The Bloomberg-Klein vision of education is a technocratic one which sees the world of schools through the prism of numbers — the data which they have made into an educational false idol. This way of looking at teaching and learning makes it possible for the masters of Tweed to “manage” schools from their desktop computers, an indispensable arrangement when one understands that the number of top administrators in the Department of Education who have actual classroom and school experience can be counted on a single hand. Indeed, in its perverse way, the current administration has made the absence of educational experience into a managerial virtue. The less you understand about the actual workings of the classroom and the school, their theory of action goes, the more likely you will take on the infamous educational “status quo,” those “entrenched special interests” of teachers.

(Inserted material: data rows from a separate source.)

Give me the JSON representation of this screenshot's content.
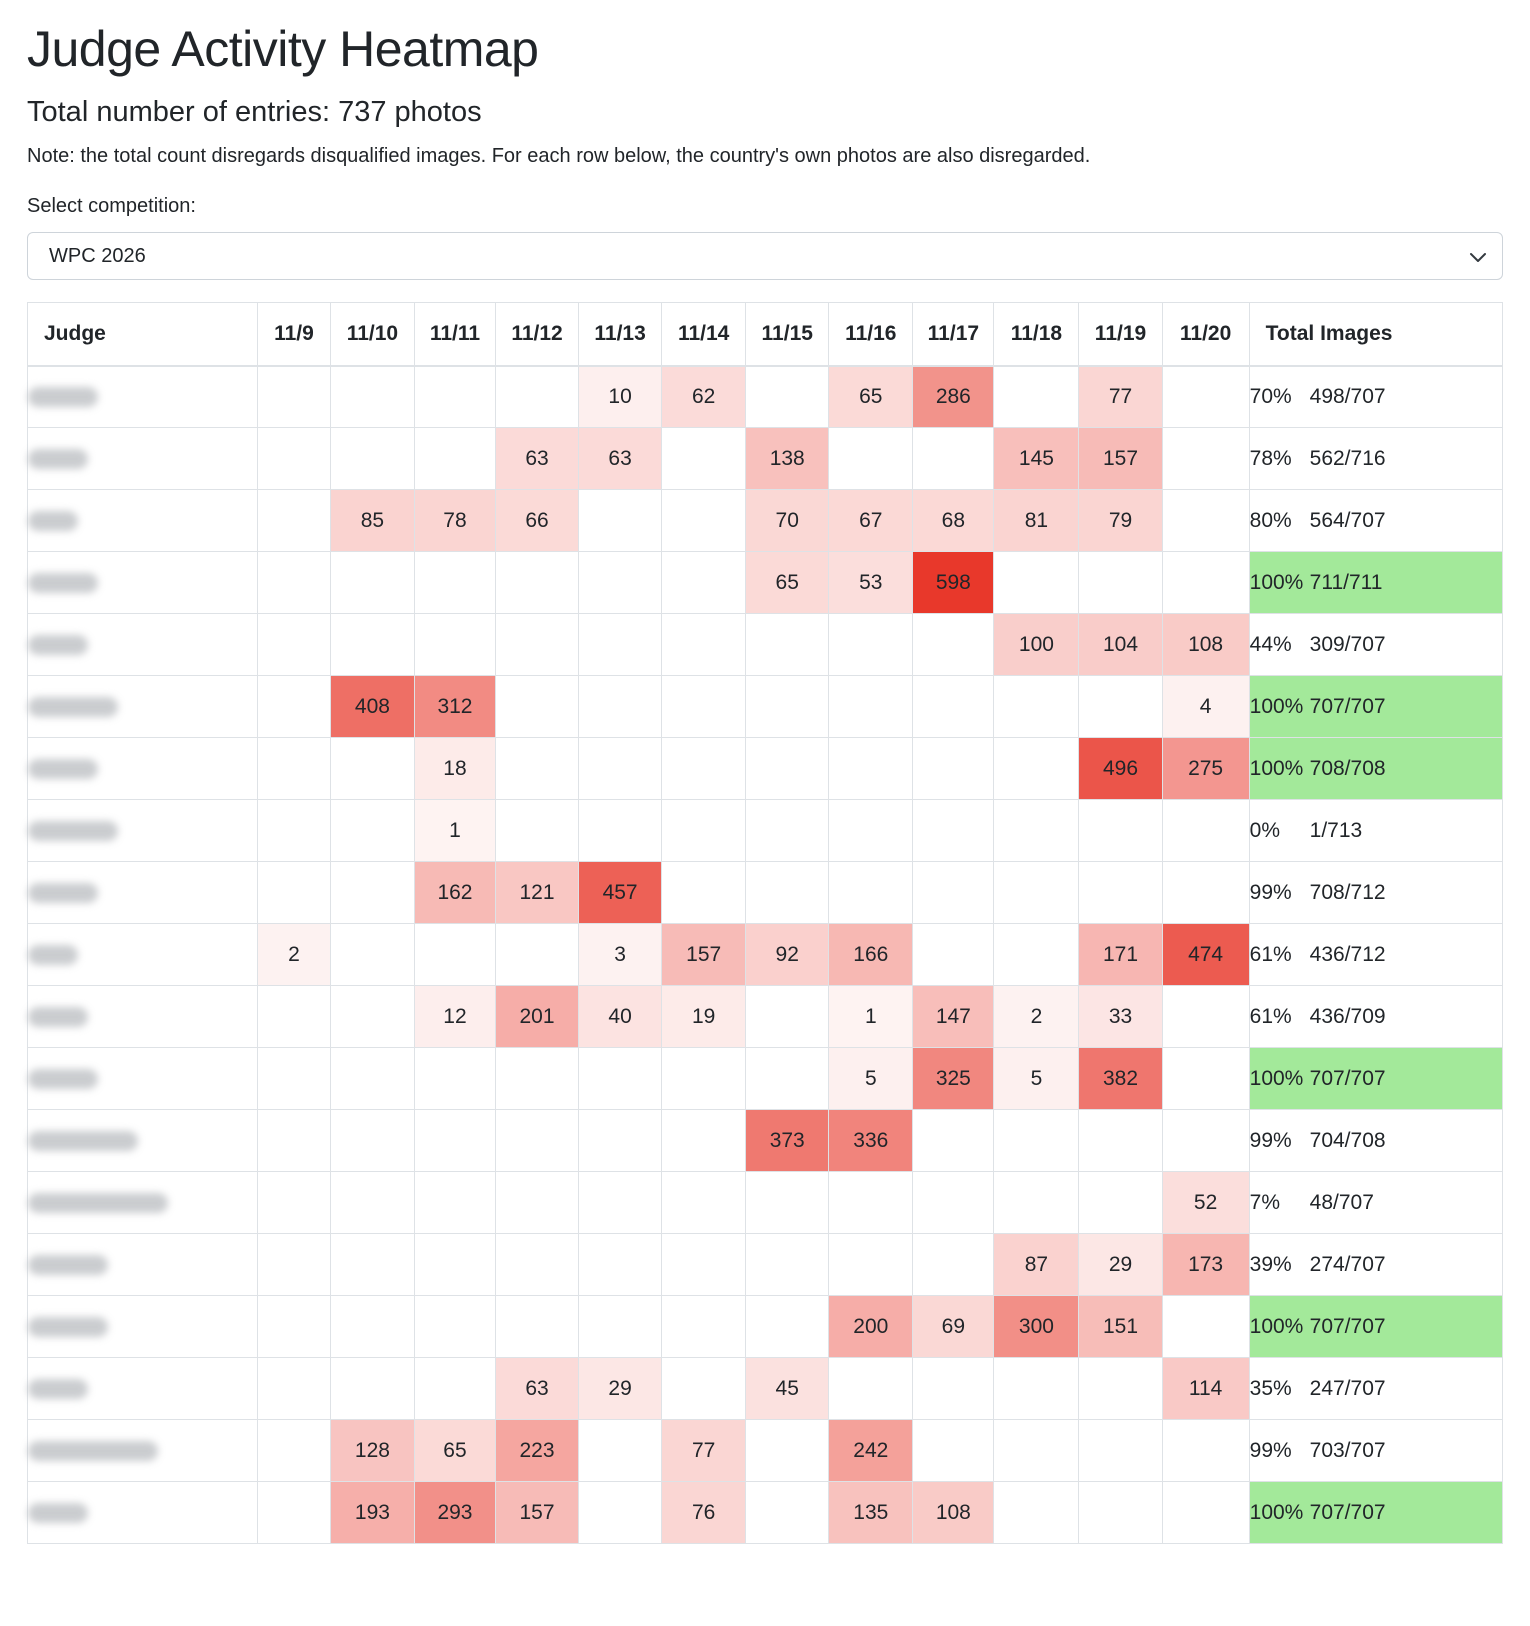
{
  "title": "Judge Activity Heatmap",
  "subtitle": "Total number of entries: 737 photos",
  "note": "Note: the total count disregards disqualified images. For each row below, the country's own photos are also disregarded.",
  "select": {
    "label": "Select competition:",
    "value": "WPC 2026"
  },
  "table": {
    "judge_header": "Judge",
    "total_header": "Total Images",
    "dates": [
      "11/9",
      "11/10",
      "11/11",
      "11/12",
      "11/13",
      "11/14",
      "11/15",
      "11/16",
      "11/17",
      "11/18",
      "11/19",
      "11/20"
    ],
    "rows": [
      {
        "judge": "Belgium",
        "cells": [
          null,
          null,
          null,
          null,
          10,
          62,
          null,
          65,
          286,
          null,
          77,
          null
        ],
        "pct": "70%",
        "total": "498/707"
      },
      {
        "judge": "Greece",
        "cells": [
          null,
          null,
          null,
          63,
          63,
          null,
          138,
          null,
          null,
          145,
          157,
          null
        ],
        "pct": "78%",
        "total": "562/716"
      },
      {
        "judge": "Spain",
        "cells": [
          null,
          85,
          78,
          66,
          null,
          null,
          70,
          67,
          68,
          81,
          79,
          null
        ],
        "pct": "80%",
        "total": "564/707"
      },
      {
        "judge": "Austria",
        "cells": [
          null,
          null,
          null,
          null,
          null,
          null,
          65,
          53,
          598,
          null,
          null,
          null
        ],
        "pct": "100%",
        "total": "711/711"
      },
      {
        "judge": "Norway",
        "cells": [
          null,
          null,
          null,
          null,
          null,
          null,
          null,
          null,
          null,
          100,
          104,
          108
        ],
        "pct": "44%",
        "total": "309/707"
      },
      {
        "judge": "Australia",
        "cells": [
          null,
          408,
          312,
          null,
          null,
          null,
          null,
          null,
          null,
          null,
          null,
          4
        ],
        "pct": "100%",
        "total": "707/707"
      },
      {
        "judge": "Denmark",
        "cells": [
          null,
          null,
          18,
          null,
          null,
          null,
          null,
          null,
          null,
          null,
          496,
          275
        ],
        "pct": "100%",
        "total": "708/708"
      },
      {
        "judge": "Singapore",
        "cells": [
          null,
          null,
          1,
          null,
          null,
          null,
          null,
          null,
          null,
          null,
          null,
          null
        ],
        "pct": "0%",
        "total": "1/713"
      },
      {
        "judge": "Ecuador",
        "cells": [
          null,
          null,
          162,
          121,
          457,
          null,
          null,
          null,
          null,
          null,
          null,
          null
        ],
        "pct": "99%",
        "total": "708/712"
      },
      {
        "judge": "Japan",
        "cells": [
          2,
          null,
          null,
          null,
          3,
          157,
          92,
          166,
          null,
          null,
          171,
          474
        ],
        "pct": "61%",
        "total": "436/712"
      },
      {
        "judge": "France",
        "cells": [
          null,
          null,
          12,
          201,
          40,
          19,
          null,
          1,
          147,
          2,
          33,
          null
        ],
        "pct": "61%",
        "total": "436/709"
      },
      {
        "judge": "Finland",
        "cells": [
          null,
          null,
          null,
          null,
          null,
          null,
          null,
          5,
          325,
          5,
          382,
          null
        ],
        "pct": "100%",
        "total": "707/707"
      },
      {
        "judge": "New Zealand",
        "cells": [
          null,
          null,
          null,
          null,
          null,
          null,
          373,
          336,
          null,
          null,
          null,
          null
        ],
        "pct": "99%",
        "total": "704/708"
      },
      {
        "judge": "United Kingdom",
        "cells": [
          null,
          null,
          null,
          null,
          null,
          null,
          null,
          null,
          null,
          null,
          null,
          52
        ],
        "pct": "7%",
        "total": "48/707"
      },
      {
        "judge": "Barbados",
        "cells": [
          null,
          null,
          null,
          null,
          null,
          null,
          null,
          null,
          null,
          87,
          29,
          173
        ],
        "pct": "39%",
        "total": "274/707"
      },
      {
        "judge": "Malaysia",
        "cells": [
          null,
          null,
          null,
          null,
          null,
          null,
          null,
          200,
          69,
          300,
          151,
          null
        ],
        "pct": "100%",
        "total": "707/707"
      },
      {
        "judge": "Sweden",
        "cells": [
          null,
          null,
          null,
          63,
          29,
          null,
          45,
          null,
          null,
          null,
          null,
          114
        ],
        "pct": "35%",
        "total": "247/707"
      },
      {
        "judge": "United States",
        "cells": [
          null,
          128,
          65,
          223,
          null,
          77,
          null,
          242,
          null,
          null,
          null,
          null
        ],
        "pct": "99%",
        "total": "703/707"
      },
      {
        "judge": "Canada",
        "cells": [
          null,
          193,
          293,
          157,
          null,
          76,
          null,
          135,
          108,
          null,
          null,
          null
        ],
        "pct": "100%",
        "total": "707/707"
      }
    ],
    "heat_color": "#e8382b",
    "full_color": "#a3e99a"
  }
}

So when New York State and New York City proposed slashing a total of $1.5 billion from the 2009-10 budget of our public schools, the technocratic solution is to go straight to an announcement of 15,000 layoffs. A few strokes of the keyboard on budget documents, and the problem is addressed. None of the $900 million plus of savings suggested by the UFT well before this announcement, from a hiring freeze to a moratorium on school-wide bonuses to a retirement incentive, were even considered. Instead, a choice was made to use students and teachers as expendable pawns in the mayor’s political chess game.

Teachers see schools in an entirely different way: education is about relationships, not numbers. The most important relationship, the heart of the educational undertaking, is that of the teacher and the student. Ever since Socrates and Confucius, educators have understood this central truth about we do. It is only through powerful teacher-student relationships that the minds of young people are opened, and they learn how to think critically about the world around them and how to solve problems. Great schools never fit a single mold, but what they all have in common are school cultures that build and sustain such relationships.

When educators hear of 15,000 layoffs, we think immediately about the teacher-student relationships that will be uprooted and destroyed, not only for those young teachers who end up out of a job that has often been their life’s dream, but also for the thousands of others who will be bumped from school to school. We contemplate the damage that will be done to teacher-student relationship when class sizes increase at a geometric pace, as high schools teachers begin to see well over 200 students a day. In short, we understand that the numbers translate into educational carnage: the abandonment of a generation of New York City public school students, and the obliteration of a generation of new teachers.

After seven years, the public school educators of New York City understand full well the character of those who lead the Department of Education and have announced these layoffs. We have no right to be surprised when those who have elevated numbers above people, have supported the collection of data over the nurturance of powerful teaching and learning relationships, make the same choice once again. It is who they are.

The unanswered question is who we are. When faced with an announcement that a path of educational devastation is being planned, how will we respond? This moment is nothing less than a test of our character as educators. If we are true to our calling as educators, and if act on the stewardship we assume for the young people in our care when we take on the title teacher, our duty is clear: we must oppose these cuts with all the will and determination we can muster.  We must work for a federal stimulus bill that provides major support for education, we must fight for a state income tax surcharge on the wealthiest New Yorkers to increase state revenues to public schools, and we must battle Tweed to ensure that whatever cuts must be made are targeted away from the classroom. Most importantly, we need every educator, every parent, every trade unionist, and every member of a community organization outside City Hall on Thursday, March 5, protesting these cuts and sending a loud, clear message to City Hall and to Albany that you pursue this educational carnage at your our own political peril.

At the January 30 press conference held by the UFT to protest these cuts, Pashen Hutton from P.S. 36 in Harlem said, “I’m not afraid of Mayor Bloomberg; I’m a kindergarten teacher.” Let’s be a city of Pashen Huttons. Let’s tell the Mayor, the Chancellor and Albany: as teachers, we won’t let you wreck havoc on our school children.

3 Comments:

  • 1 Maestro
    · Feb 10, 2009 at 4:00 pm

    So why is the UFT not fighting mayoral control tooth and nail? Since we went to the trouble of grading Klein a F on almost every scale, why aren’t we demanding he be replaced? I wore my blue today and yet he’s still the chancellor.

    When will we take ACTION to remove these two?

  • 2 NYC Educator
    · Feb 10, 2009 at 5:43 pm

    Let’s also tell the mayor,as Diane Ravitch did so eloquently, that he ought not to choose the chancellor. The chancellor is supposed to represent the interests of the schoolchildren, not the mayor who wants to fire 15,000 of their teachers.

  • 3 R. Skibins
    · Feb 10, 2009 at 8:13 pm

    I think that it’s time that we waged a more aggressive approach in the media. We must advertise the real facts, not the mayor and chancellor’s manufactured “facts.” We should publicize the real economic savings we proposed and expose the chancellor’s fuzzy math for what it is. Otherwise, our children’s future will be as bright as that of the dinosaurs.